Villarreal were just the latest in a long, long list of Erling Haaland’s victims, a 12th consecutive game clocked up with the Norwegian scoring. It was only one, which is not many for a man on 24 in his past 14 matches for club and country, but his early strike opened the way towards a win sufficiently dominant to suggest that a team is emerging once again. Pep Guardiola said: “We have the feeling that again we can control the games … that in many things you are coming back to what you were in the past.”
If Haaland is inevitable, he is not alone. Bernardo Silva added the second towards the end of a first half of notable superiority, before there were brief moments in which Manchester City allowed their hosts the illusion of making a game of this when it was gone.
When Haaland was withdrawn with five minutes left, there were whistles and relief; he had just fired two more shots at them, each saved by Luiz Júnior, but now at least he could do no more damage. He had already done enough.
City had, almost from the start, Haaland, Savinho and Jérémy Doku combining to force Luiz Júnior into making his first save after just 26 seconds and the Norwegian heading just wide 143 seconds later.
The Villarreal head coach, Marcelino García Toral, said: “That filled us with doubts about everything. We were like a boxer waiting to be hit. City are very good, and they have a plan. And this City is not the team from last season.”
It wasn’t easy to define Guardiola’s formation; at times it was something like 3-2-4-1, with the exceptional John Stones stepping forward. City had 65% of possession and the surprise was that it was that low.
Marcelino’s team certainly had difficulty deciphering that plan. Theirs was clearer and characteristic. This is a fast, athletic and tall side – 10 of the starting XI over 6ft – liable to sit deep and seek to run. That at least is the theory, but even in athleticism City looked stronger and Villarreal’s confidence was hit early, any threat seen fleetingly in the opening 45 minutes, Rúben Dias closing down Georges Mikautadze and Pape Gueye firing wide.
Besides, if Villarreal waited, City were willing to wait too, the goal that started it all on 17 minutes a portrait of patience, then sudden incisiveness. The ball was worked to the right where Savinho, faced by a yellow wall, stopped, looked, and turned away again. He played the ball back to Stones, who played the ball back to Savinho, who played the ball back to Stones, who … well, you get the picture. Six times they exchanged short passes, none of it done at top speed but all of it at the right speed, their opponents watched, tested, and slowly drawn out.
When Savinho played to Stones the last time, the Englishman went one step deeper towards Josko Gvardiol, whose pass broke a line as it was hit faster to Savinho. Suddenly, everything accelerated and, while the ball travelled, so did Rico Lewis up the inside track between two defenders. “I adore that player, he’s so intelligent,” Guardiola said.

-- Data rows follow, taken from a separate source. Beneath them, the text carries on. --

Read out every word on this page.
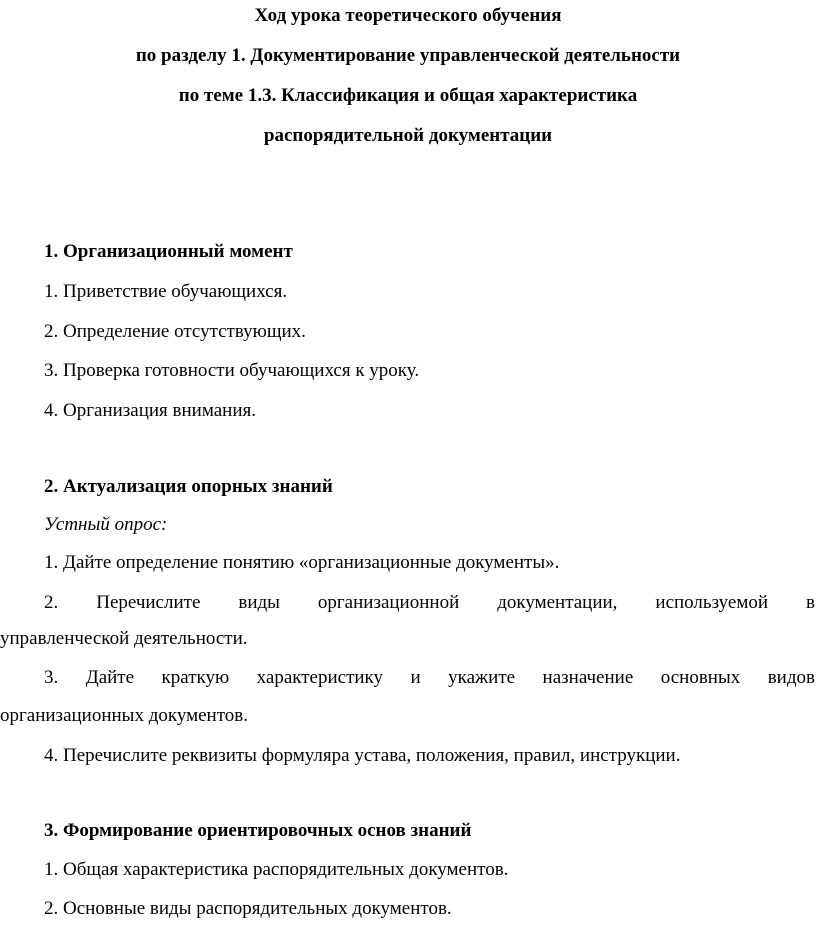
Ход урока теоретического обучения
по разделу 1. Документирование управленческой деятельности
по теме 1.3. Классификация и общая характеристика
распорядительной документации
1. Организационный момент
1. Приветствие обучающихся.
2. Определение отсутствующих.
3. Проверка готовности обучающихся к уроку.
4. Организация внимания.
2. Актуализация опорных знаний
Устный опрос:
1. Дайте определение понятию «организационные документы».
2. Перечислите виды организационной документации, используемой в
управленческой деятельности.
3. Дайте краткую характеристику и укажите назначение основных видов
организационных документов.
4. Перечислите реквизиты формуляра устава, положения, правил, инструкции.
3. Формирование ориентировочных основ знаний
1. Общая характеристика распорядительных документов.
2. Основные виды распорядительных документов.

Savinho slotted that familiar little angled ball into the area and into the run, Lewis arriving ahead of everyone and turning it across the six-yard box. Thundering in to score was, of course, Haaland.
It had looked almost easy and when City got the second so did that. Again, there was patience from City and passivity from Villarreal; again, it came from the right, another player slipping into the box undetected. There were nine Villarreal players in there, but when Savinho clipped in a cross Silva, who Guardiola said has “a head like a hammer”, was still alone to finish.
When Nicolas Pépé rolled his eyes to the sky on the hour having seen City pass around him again, it had seemed to say it all, but Marcelino said he had been proud of his team’s response. In the second half he said, “we were alive”.
Alberto Moleiro’s shot was blocked and Juan Foyth struck wide. Next Pépé thudded a shot against Gianluigi Donnarumma’s gloves before Gueye headed just wide. Pépé then volleyed over at the far post when Dias could only half clear a deep cross from Moleiro.
The reaction, though, was brief and a little late. There wasn’t time for much more: a Tani Oluwaseyi header off a post in the last minute and, before that, a couple more demonstrations of Haaland’s qualities. First, when he superbly brought down Mateo Kovacic’s diagonal and thumped a shot. Then when he carried it to the edge of the area and guided an effort towards the fair post. This time, there was no goal, Luiz Júnior saving twice; one would have to do.